L’information est passée presque inaperçue dans le flot des nouvelles économiques de ce mois d’avril. Pourtant, elle concentre en quelques dizaines de kilos de viande congelée une question fondamentale que des millions de consommateurs européens devraient se poser : qui contrôle ce que nous mangeons ?
Les douanes chinoises ont refusé l’entrée sur leur territoire d’une cargaison de 22 tonnes de bœuf en provenance d’Argentine. La raison : la présence de chloramphénicol, un antibiotique interdit pour la consommation humaine depuis trois décennies, détecté dans les échantillons prélevés à l’arrivée.
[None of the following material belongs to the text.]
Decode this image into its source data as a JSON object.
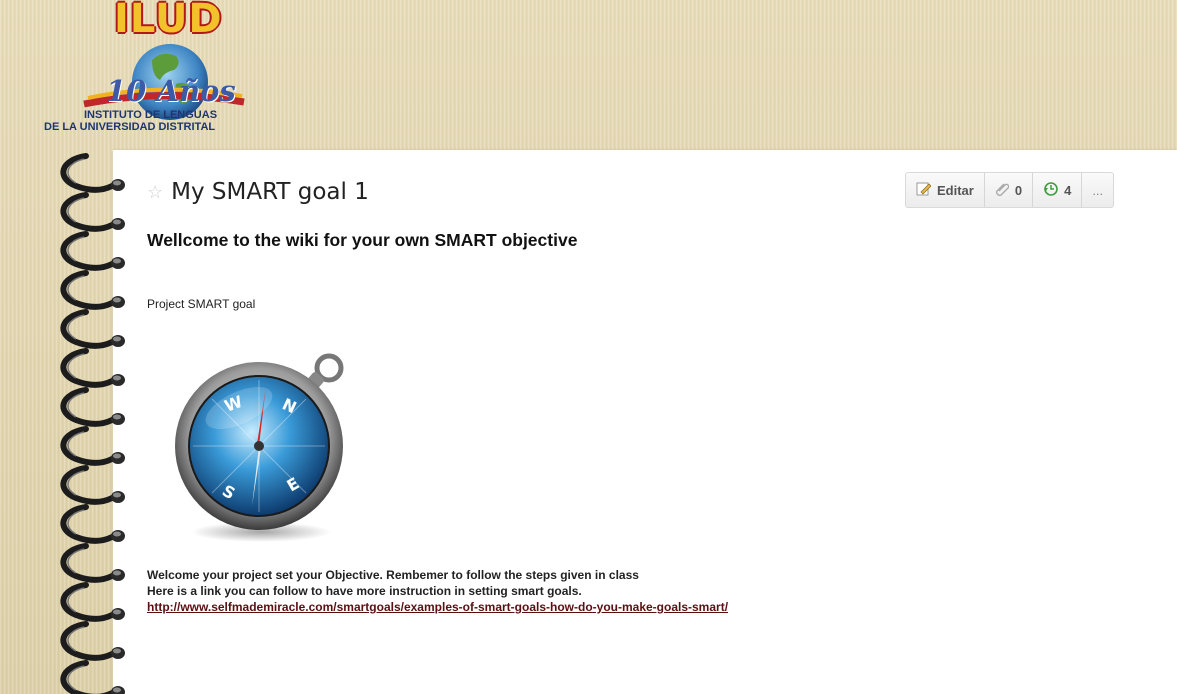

Dans la foulée, Pékin a suspendu les droits d’exportation de l’usine de conditionnement argentine concernée, l’une des principales du pays.
« Si 22 tonnes de viande contaminée ont pu quitter l’Argentine et arriver jusqu’aux frontières chinoises, qu’en sera-t-il du contrôle effectif de flux commerciaux accrus vers l’Europe ? »
l Lire la suite de l’article sur IDJ https://infodujour.fr/societe/84616-22-tonnes-de-boeuf-argentin-rejetees-par-la-chine-lantibiotique-fantome-qui-interroge-leurope , 21 avril 2026.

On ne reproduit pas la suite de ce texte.